First, of course, you have to set up your chair.



This takes a lot more time than you'd think. First you have to find just the right spot for the chair. The best spot, obviously, is right in the middle of whatever your parents are trying to do at that very moment. They're not paying any attention to you! That will never do! If you see that they're trying to stage plants for the garden, for instance, make sure to drag your chair right in the middle of that. They'll certainly love you for it! Then be sure to yell a lot in frustration while you move the chair around. When Mother or Father try to help you, scream "No!" That will surely get your message across.

Once you've found center stage, the next step is to laboriously climb into the chair.



Make sure to call a lot of attention to yourself while you're doing this. That way you'll ensure that Mother's heart is in her throat for the entire duration of your acrobatics. After all she didn't spend a fortune on that concrete just so you could effortlessly not crack your skull on it! Be sure to take at least 3 times as long as a normal person to settle yourself in your seat. Mother judges your love for your chair by how much climbing you do on it, after all!

Now, look who's a big girl!



After having spent at least 5 full minutes monkeying around with the process of getting into the chair, be sure to sit there for only 6 seconds before sprinting off to your next Mission of Danger. It wouldn't do to let Mother and Father feel comfortable with your status for too long, right? Those parents of yours need to be kept on their toes! They have nothing else to do and it's your job to keep them occupied. What a fine helper you are! Why, at this rate the tomatoes will all be planted by September!
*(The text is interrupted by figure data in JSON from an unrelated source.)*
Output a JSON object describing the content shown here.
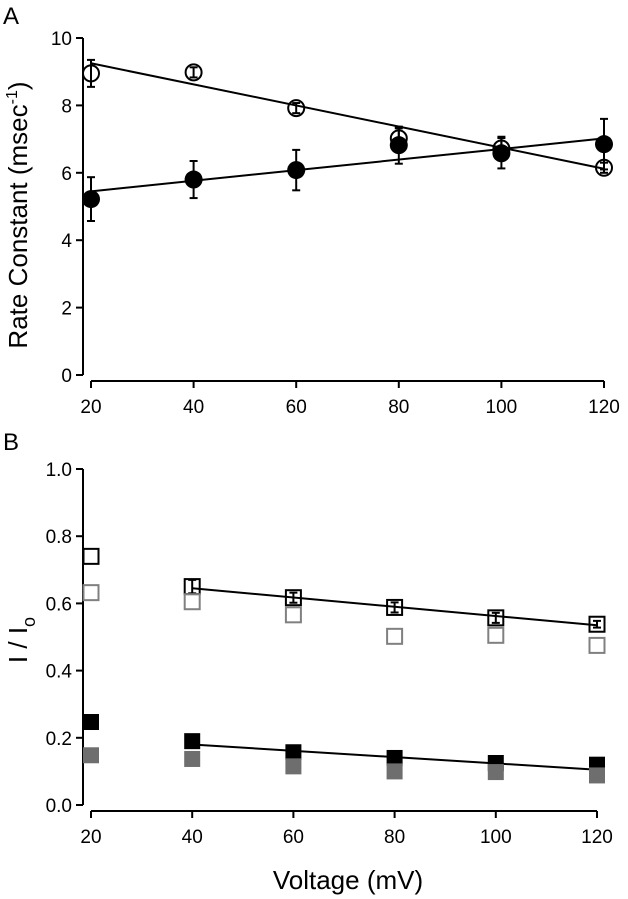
{
  "chart_data": [
    {
      "panel": "A",
      "type": "scatter",
      "xlabel": "",
      "ylabel": "Rate Constant (msec",
      "ylabel_sup": "-1",
      "ylabel_close": ")",
      "xlim": [
        20,
        120
      ],
      "ylim": [
        0,
        10
      ],
      "x_ticks": [
        20,
        40,
        60,
        80,
        100,
        120
      ],
      "x_tick_labels": [
        "20",
        "40",
        "60",
        "80",
        "100",
        "120"
      ],
      "y_ticks": [
        0,
        2,
        4,
        6,
        8,
        10
      ],
      "y_tick_labels": [
        "0",
        "2",
        "4",
        "6",
        "8",
        "10"
      ],
      "series": [
        {
          "name": "open circles",
          "marker": "circle-open",
          "color": "#000000",
          "x": [
            20,
            40,
            60,
            80,
            100,
            120
          ],
          "y": [
            8.95,
            8.98,
            7.92,
            7.02,
            6.72,
            6.15
          ],
          "err": [
            0.4,
            0.15,
            0.15,
            0.3,
            0.35,
            0.15
          ],
          "fit": [
            [
              20,
              9.25
            ],
            [
              120,
              6.12
            ]
          ]
        },
        {
          "name": "filled circles",
          "marker": "circle-filled",
          "color": "#000000",
          "x": [
            20,
            40,
            60,
            80,
            100,
            120
          ],
          "y": [
            5.22,
            5.8,
            6.08,
            6.82,
            6.58,
            6.85
          ],
          "err": [
            0.65,
            0.55,
            0.6,
            0.55,
            0.45,
            0.75
          ],
          "fit": [
            [
              20,
              5.45
            ],
            [
              120,
              7.02
            ]
          ]
        }
      ]
    },
    {
      "panel": "B",
      "type": "scatter",
      "xlabel": "Voltage (mV)",
      "ylabel": "I / I",
      "ylabel_sub": "o",
      "xlim": [
        20,
        120
      ],
      "ylim": [
        0,
        1.0
      ],
      "x_ticks": [
        20,
        40,
        60,
        80,
        100,
        120
      ],
      "x_tick_labels": [
        "20",
        "40",
        "60",
        "80",
        "100",
        "120"
      ],
      "y_ticks": [
        0.0,
        0.2,
        0.4,
        0.6,
        0.8,
        1.0
      ],
      "y_tick_labels": [
        "0.0",
        "0.2",
        "0.4",
        "0.6",
        "0.8",
        "1.0"
      ],
      "series": [
        {
          "name": "open black squares",
          "marker": "square-open",
          "color": "#000000",
          "x": [
            20,
            40,
            60,
            80,
            100,
            120
          ],
          "y": [
            0.74,
            0.65,
            0.617,
            0.588,
            0.557,
            0.538
          ],
          "err": [
            0.0,
            0.02,
            0.015,
            0.015,
            0.015,
            0.01
          ],
          "fit": [
            [
              40,
              0.645
            ],
            [
              120,
              0.535
            ]
          ]
        },
        {
          "name": "open gray squares",
          "marker": "square-open",
          "color": "#808080",
          "x": [
            20,
            40,
            60,
            80,
            100,
            120
          ],
          "y": [
            0.632,
            0.605,
            0.566,
            0.502,
            0.505,
            0.475
          ]
        },
        {
          "name": "filled black squares",
          "marker": "square-filled",
          "color": "#000000",
          "x": [
            20,
            40,
            60,
            80,
            100,
            120
          ],
          "y": [
            0.247,
            0.19,
            0.157,
            0.14,
            0.125,
            0.12
          ],
          "fit": [
            [
              40,
              0.18
            ],
            [
              120,
              0.105
            ]
          ]
        },
        {
          "name": "filled gray squares",
          "marker": "square-filled",
          "color": "#6e6e6e",
          "x": [
            20,
            40,
            60,
            80,
            100,
            120
          ],
          "y": [
            0.148,
            0.137,
            0.115,
            0.1,
            0.098,
            0.088
          ]
        }
      ]
    }
  ]
}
After rushing out of your seat there's plenty more to do so let's get cracking!



Make certain to misuse any and all toys available to you. Plastic gardening tools make for fine Cat Frightening Equipment and should be wielded menacingly at all opportune moments. The cat simply adores being poked and prodded as you well know, and Mother and Father couldn't be prouder of your budding Cat Torturing Skills.
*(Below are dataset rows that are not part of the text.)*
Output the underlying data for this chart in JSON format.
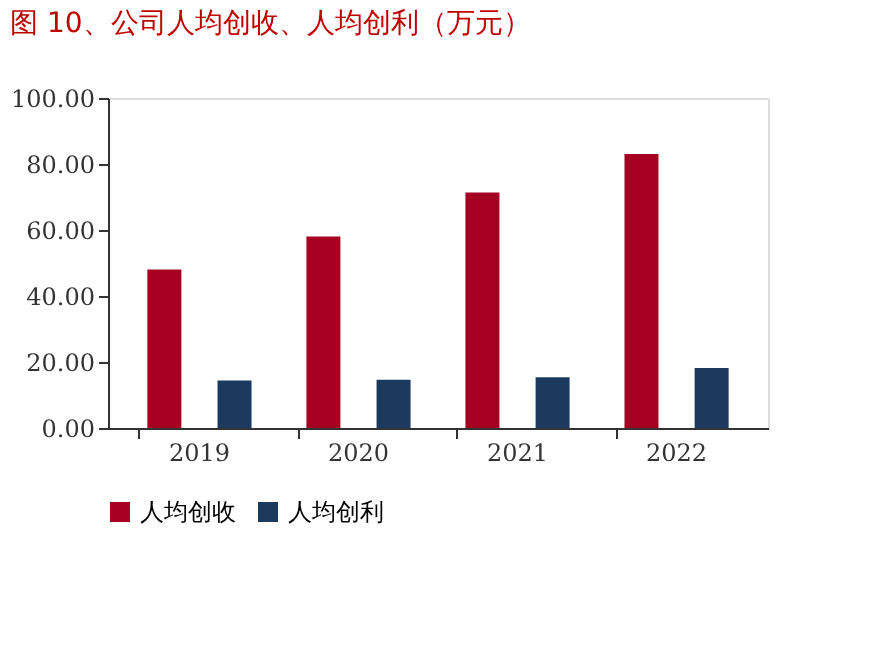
{
  "chart_data": {
    "type": "bar",
    "title": "图 10、公司人均创收、人均创利（万元）",
    "categories": [
      "2019",
      "2020",
      "2021",
      "2022"
    ],
    "series": [
      {
        "name": "人均创收",
        "color": "#a50021",
        "values": [
          48.0,
          58.0,
          71.4,
          83.0
        ]
      },
      {
        "name": "人均创利",
        "color": "#1b3a5e",
        "values": [
          14.4,
          14.6,
          15.4,
          18.2
        ]
      }
    ],
    "ylim": [
      0,
      100
    ],
    "yticks": [
      {
        "value": 0,
        "label": "0.00"
      },
      {
        "value": 20,
        "label": "20.00"
      },
      {
        "value": 40,
        "label": "40.00"
      },
      {
        "value": 60,
        "label": "60.00"
      },
      {
        "value": 80,
        "label": "80.00"
      },
      {
        "value": 100,
        "label": "100.00"
      }
    ],
    "grid": false,
    "legend": "bottom"
  }
}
Ha ha! Where are you going, cat? Come on back for rollicking plastic rake fun! There's plenty more to dole out and you know you secretly love the attention!
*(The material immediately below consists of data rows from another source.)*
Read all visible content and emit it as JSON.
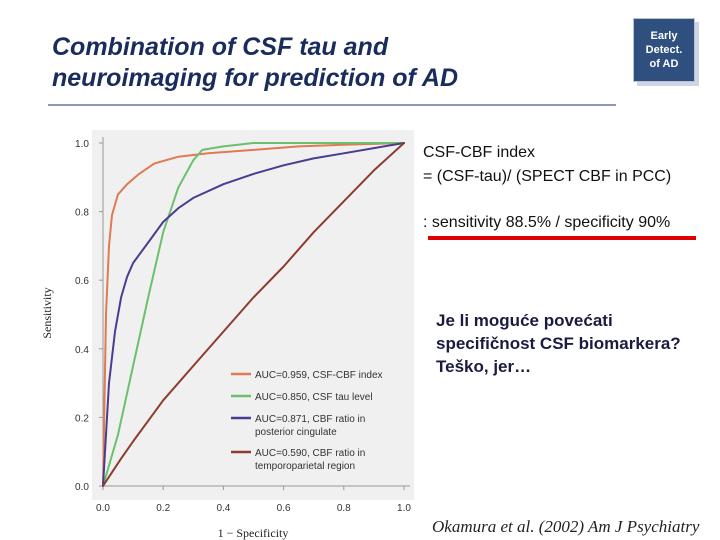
{
  "slide": {
    "title_line1": "Combination of CSF tau and",
    "title_line2": "neuroimaging for prediction of AD",
    "badge": "Early\nDetect.\nof AD",
    "index_title": "CSF-CBF index",
    "index_formula": "= (CSF-tau)/ (SPECT CBF in PCC)",
    "index_result": ": sensitivity 88.5% / specificity 90%",
    "question": "Je li moguće povećati specifičnost CSF biomarkera? Teško, jer…",
    "citation": "Okamura et al. (2002) Am J Psychiatry"
  },
  "chart_data": {
    "type": "line",
    "title": "",
    "xlabel": "1 − Specificity",
    "ylabel": "Sensitivity",
    "xlim": [
      0,
      1
    ],
    "ylim": [
      0,
      1
    ],
    "x_ticks": [
      "0.0",
      "0.2",
      "0.4",
      "0.6",
      "0.8",
      "1.0"
    ],
    "y_ticks": [
      "0.0",
      "0.2",
      "0.4",
      "0.6",
      "0.8",
      "1.0"
    ],
    "grid": false,
    "legend_position": "bottom-right",
    "series": [
      {
        "name": "AUC=0.959, CSF-CBF index",
        "color": "#e07a52",
        "x": [
          0,
          0.01,
          0.02,
          0.03,
          0.05,
          0.08,
          0.12,
          0.17,
          0.25,
          0.35,
          0.5,
          0.65,
          0.8,
          1.0
        ],
        "y": [
          0,
          0.5,
          0.7,
          0.79,
          0.85,
          0.88,
          0.91,
          0.94,
          0.96,
          0.97,
          0.98,
          0.99,
          0.995,
          1.0
        ]
      },
      {
        "name": "AUC=0.850, CSF tau level",
        "color": "#6cc06c",
        "x": [
          0,
          0.05,
          0.1,
          0.15,
          0.2,
          0.25,
          0.3,
          0.33,
          0.4,
          0.5,
          1.0
        ],
        "y": [
          0,
          0.15,
          0.35,
          0.55,
          0.74,
          0.87,
          0.95,
          0.98,
          0.99,
          1.0,
          1.0
        ]
      },
      {
        "name": "AUC=0.871, CBF ratio in posterior cingulate",
        "color": "#4a3c90",
        "x": [
          0,
          0.01,
          0.02,
          0.04,
          0.06,
          0.08,
          0.1,
          0.15,
          0.2,
          0.25,
          0.3,
          0.4,
          0.5,
          0.6,
          0.7,
          0.8,
          0.9,
          1.0
        ],
        "y": [
          0,
          0.15,
          0.3,
          0.45,
          0.55,
          0.61,
          0.65,
          0.71,
          0.77,
          0.81,
          0.84,
          0.88,
          0.91,
          0.935,
          0.955,
          0.97,
          0.985,
          1.0
        ]
      },
      {
        "name": "AUC=0.590, CBF ratio in temporoparietal region",
        "color": "#8c3c2e",
        "x": [
          0,
          0.03,
          0.06,
          0.1,
          0.15,
          0.2,
          0.3,
          0.4,
          0.5,
          0.6,
          0.7,
          0.8,
          0.9,
          1.0
        ],
        "y": [
          0,
          0.04,
          0.08,
          0.13,
          0.19,
          0.25,
          0.35,
          0.45,
          0.55,
          0.64,
          0.74,
          0.83,
          0.92,
          1.0
        ]
      }
    ],
    "legend_lines": [
      [
        "AUC=0.959, CSF-CBF index"
      ],
      [
        "AUC=0.850, CSF tau level"
      ],
      [
        "AUC=0.871, CBF ratio in",
        "posterior cingulate"
      ],
      [
        "AUC=0.590, CBF ratio in",
        "temporoparietal region"
      ]
    ]
  }
}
If for some unfathomable reason the cat decides that hiding is more fun that being raked, add the alarmingly green plastic hoe to your arsenal and follow him everywhere. He'll learn!

After Cat Scaring Time, it's probably good to take a little break.



If you do intend to spend any time in your chair, be certain to discard your sunglasses and hat immediately. Mother dearly loves to see you squint, and your fair skin requires a daily dose of irradiated sunlight. If Mother has the unmitigated gall to attempt to resettle a hat upon your head, a howl and a kick will generally set her straight. Silly Mother - take that!

If you closely follow these directions, you too can have a wonderful time in the yard and ensure that Mother and Father accomplish next to nothing in your wake! Enjoy!